Transparent Season 2 Review (Spoilers Ahead)


In Season 1, Transparent became a groundbreaking show in Television for delving into the world of transgender people. Maura Pfefferman (Jeffrey Tambor) formerly Mort Pferfferman finally decided to break out of the shell that was suffocating and holding back who was really inside because of how she thought her family would’ve reacted. Season one did a tremendous job showcasing the real difficulty of what it means to be trans in the modern world despite the progress we have made in terms of LGBT representation and acceptance. Season 1 was very much about Maura and her journey about how she had struggled identifying as a man early on in her life, as well as dealing with the repercussions of her coming out to her family and how it has taken a toll on them.

In season 2, Jill Solloway turned the show into a real ensemble dramedy and excelled. While we still get moments of Maura and her continuous journey of finding her true self and purpose, we’re treated to the take a detailed look on the lives of her children and ex-wife.

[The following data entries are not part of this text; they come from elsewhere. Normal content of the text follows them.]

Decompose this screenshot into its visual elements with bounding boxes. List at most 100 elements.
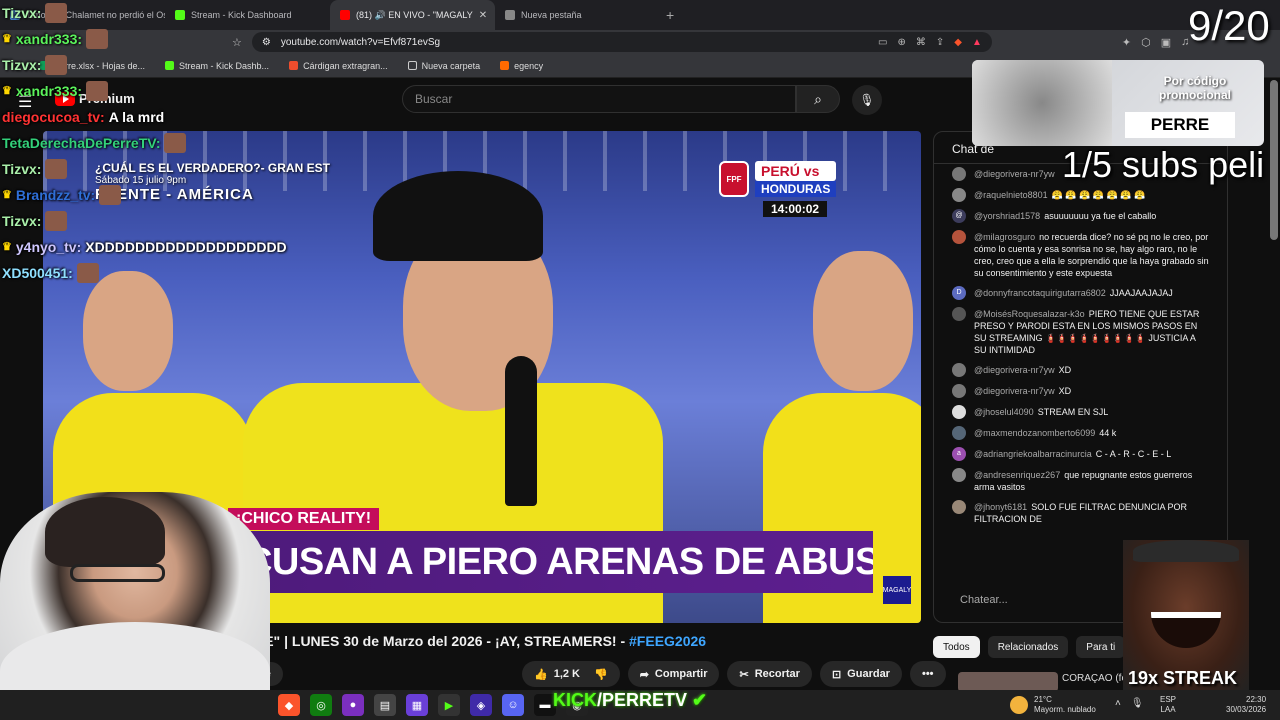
chat-avatar[interactable]: @: [952, 209, 966, 223]
url-field[interactable]: ⚙ youtube.com/watch?v=Efvf871evSg ▭ ⊕ ⌘ …: [251, 32, 992, 52]
xbox-icon[interactable]: ◎: [310, 694, 332, 716]
kick-app-icon[interactable]: ▶: [438, 694, 460, 716]
search-button[interactable]: ⌕: [796, 85, 840, 113]
chat-text: 44 k: [1099, 428, 1117, 438]
promo-product-image: [972, 60, 1112, 146]
clock-date: 30/03/2026: [1226, 705, 1267, 714]
weather-widget[interactable]: 21°C Mayorm. nublado: [1010, 695, 1096, 715]
chat-text: STREAM EN SJL: [1037, 407, 1109, 417]
extension-icon[interactable]: ✦: [1122, 36, 1131, 49]
chat-username[interactable]: @adriangriekoalbarracinurcia: [974, 449, 1092, 459]
brave-rewards-icon[interactable]: ▲: [972, 37, 982, 48]
chat-avatar[interactable]: [952, 167, 966, 181]
browser-tab-3-active[interactable]: (81) 🔊 EN VIVO - "MAGALY ✕: [330, 0, 495, 30]
chat-avatar[interactable]: [952, 468, 966, 482]
brave-icon[interactable]: ◆: [278, 694, 300, 716]
chat-avatar[interactable]: [952, 363, 966, 377]
chat-message-body: @donnyfrancotaquirigutarra6802 JJAAJAAJAJ…: [974, 287, 1173, 300]
chip-for-you[interactable]: Para ti: [1076, 636, 1126, 658]
address-tools: ▭ ⊕ ⌘ ⇪ ◆ ▲: [878, 37, 982, 48]
chat-username[interactable]: @MoisésRoquesalazar-k3o: [974, 309, 1085, 319]
bookmark-item[interactable]: egency: [500, 61, 543, 71]
more-button[interactable]: •••: [909, 661, 946, 687]
chip-related[interactable]: Relacionados: [987, 636, 1069, 658]
thumbs-down-icon[interactable]: 👎: [594, 668, 608, 681]
like-button[interactable]: 👍 1,2 K 👎: [522, 661, 620, 687]
chat-text: asuuuuuuu ya fue el caballo: [1044, 211, 1157, 221]
bookmark-label: Nueva carpeta: [421, 60, 481, 71]
overlay-chat-line: ♛ xandr333:: [2, 26, 287, 52]
share-button[interactable]: ➦ Compartir: [627, 661, 720, 687]
system-tray: ˄ 🎙: [1115, 698, 1144, 709]
chat-username[interactable]: @raquelnieto8801: [974, 190, 1048, 200]
app-icon[interactable]: ◈: [470, 694, 492, 716]
chat-avatar[interactable]: D: [952, 286, 966, 300]
chat-username[interactable]: @donnyfrancotaquirigutarra6802: [974, 288, 1106, 298]
chat-message-body: @milagrosguro no recuerda dice? no sé pq …: [974, 231, 1209, 279]
app-icon[interactable]: ●: [342, 694, 364, 716]
grid-app-icon[interactable]: ▦: [406, 694, 428, 716]
taskbar-clock[interactable]: 22:30 30/03/2026: [1226, 695, 1266, 715]
brave-shield-icon[interactable]: ◆: [954, 37, 962, 48]
chat-username[interactable]: @diegorivera-nr7yw: [974, 365, 1055, 375]
chat-avatar[interactable]: [952, 307, 966, 321]
cast-icon[interactable]: ▭: [878, 37, 887, 48]
clock-time: 22:30: [1246, 695, 1267, 704]
mic-icon: 🎙: [859, 93, 875, 107]
close-tab-icon[interactable]: ✕: [479, 10, 487, 21]
save-button[interactable]: ⊡ Guardar: [819, 661, 902, 687]
chat-username[interactable]: @jhoselul4090: [974, 407, 1034, 417]
chat-username[interactable]: @andresenriquez267: [974, 470, 1060, 480]
new-tab-button[interactable]: +: [666, 7, 674, 23]
video-hashtag[interactable]: #FEEG2026: [629, 633, 706, 649]
clip-label: Recortar: [754, 668, 800, 680]
chat-avatar[interactable]: [952, 500, 966, 514]
voice-search-button[interactable]: 🎙: [852, 85, 882, 115]
share-icon[interactable]: ⇪: [936, 37, 944, 48]
emote-icon: [76, 263, 99, 283]
mic-tray-icon[interactable]: 🎙: [1131, 698, 1144, 709]
crown-badge-icon: ♛: [2, 241, 12, 253]
weather-icon: [1010, 696, 1028, 714]
chat-avatar[interactable]: [952, 405, 966, 419]
page-scrollbar[interactable]: [1270, 80, 1278, 240]
chat-username[interactable]: @milagrosguro: [974, 232, 1035, 242]
app-icon[interactable]: ▤: [374, 694, 396, 716]
extension-icon[interactable]: ▣: [1161, 36, 1171, 49]
discord-icon[interactable]: ☺: [502, 694, 524, 716]
overlay-chat-line: Tizvx:: [2, 0, 287, 26]
overlay-chat-name: Tizvx:: [2, 5, 42, 21]
chat-message-body: @andresenriquez267 que repugnante estos g…: [974, 469, 1209, 493]
search-input[interactable]: Buscar: [402, 85, 796, 113]
chip-all[interactable]: Todos: [933, 636, 980, 658]
chat-username[interactable]: @diegorivera-nr7yw: [974, 386, 1055, 396]
clip-button[interactable]: ✂ Recortar: [727, 661, 812, 687]
chevron-up-icon[interactable]: ˄: [1115, 698, 1121, 709]
chat-username[interactable]: @jhonyt6181: [974, 502, 1027, 512]
language-indicator[interactable]: ESP LAA: [1160, 695, 1176, 715]
chat-message-body: @MoisésRoquesalazar-k3o PIERO TIENE QUE E…: [974, 308, 1209, 356]
related-video-title[interactable]: CORAÇAO (fea: [1062, 673, 1133, 684]
chat-avatar[interactable]: [952, 188, 966, 202]
extension-icon[interactable]: ⬡: [1141, 36, 1151, 49]
translate-icon[interactable]: ⌘: [916, 37, 926, 48]
verified-check-icon: ✔: [692, 690, 708, 710]
chat-input[interactable]: Chatear...: [944, 588, 1144, 614]
related-video-thumbnail[interactable]: [958, 672, 1058, 692]
browser-tab-4[interactable]: Nueva pestaña: [495, 0, 660, 30]
chat-avatar[interactable]: a: [952, 447, 966, 461]
bookmark-item[interactable]: Cárdigan extragran...: [289, 61, 388, 71]
chat-username[interactable]: @maxmendozanomberto6099: [974, 428, 1095, 438]
chat-avatar[interactable]: [952, 426, 966, 440]
kick-channel-name: /PERRETV: [597, 690, 688, 710]
chat-message-body: @diegorivera-nr7yw XD: [974, 364, 1071, 377]
bookmark-folder[interactable]: Nueva carpeta: [407, 60, 481, 71]
zoom-icon[interactable]: ⊕: [897, 37, 905, 48]
chat-username[interactable]: @diegorivera-nr7yw: [974, 169, 1055, 179]
chat-username[interactable]: @yorshriad1578: [974, 211, 1040, 221]
chat-avatar[interactable]: [952, 384, 966, 398]
tab-label: Nueva pestaña: [521, 10, 582, 20]
chat-message: @jhonyt6181 SOLO FUE FILTRAC DENUNCIA POR…: [952, 500, 1209, 525]
chat-avatar[interactable]: [952, 230, 966, 244]
like-count: 1,2 K: [553, 668, 580, 680]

Sarah (Amy Landecker) is deciding if whether or not she made the right choice in leaving her husband and children for Tammy (Melora Hardin) and it comes to a head on the day of their wedding. Ali (Gaby Hoffman) is still trying to figure out what she wants to do with her life as she is still studying to get her undergraduate degree, as well as her personal life and what she wants in a relationship. And Josh (Jay Duplass) is having difficulty trying to start his own family with his long lost son Colton (who was the product of Josh and his childhood caretaker, though Josh always lets it known to his family that it was consensual) and his fiancé Raquel (Kathryn Hahn) who is expecting.

Turning the show into an ensemble dramedy works wonders because season 1 already did a great job setting up Maura and her journey to becoming a woman. Season 2 is about everyone dealing with their own troubles, and the moments where we get all of them in the same room is full of emotion and great chemistry between all of the actors. Jeffrey Tambor gave a tour-de-force performance in season 1, and while he is still amazing, the real star of this season was Amy Landecker. Landecker brought her A-game this season by giving us a deeply complex character that has trouble committing to relationships and dealing with the fallout of her wedding or “not-wedding” with Tammy.

What’s also interesting about Transparent is the fact that everyone in the Pfefferman family aren’t good people, including Maura at times. Yet we still manage to care about their lives without really thinking about the crappy way they treat other people because their characters are extremely fascinating and complex. Season 2 managed to bring all the characters’ stories into the fold and give them all a chance to shine, while still staying on track with the main story, which is Maura’s journey. But getting more time with the other characters made this season better than an already great first season. Oh and the flashbacks to Berlin in 1933 were also brilliant and was one of the most interesting parts of this season, hopefully we get more of that even though the way the flashback ended in the season finale made it seem like it was the end of it. What’s next for the Pfefferman family is a mystery, but one that will keep me wanting more until next year.

Season 2 Rating: 9.2/10

*One more thing to add, we were treated to some truly great guest spots this season from Cherry Jones, Anjelica Huston, Michaela Watkins, and Richard Masur in addition to returning guest spots from Carrie Brownstein, Bradley Whitford, and Alexandra Billings.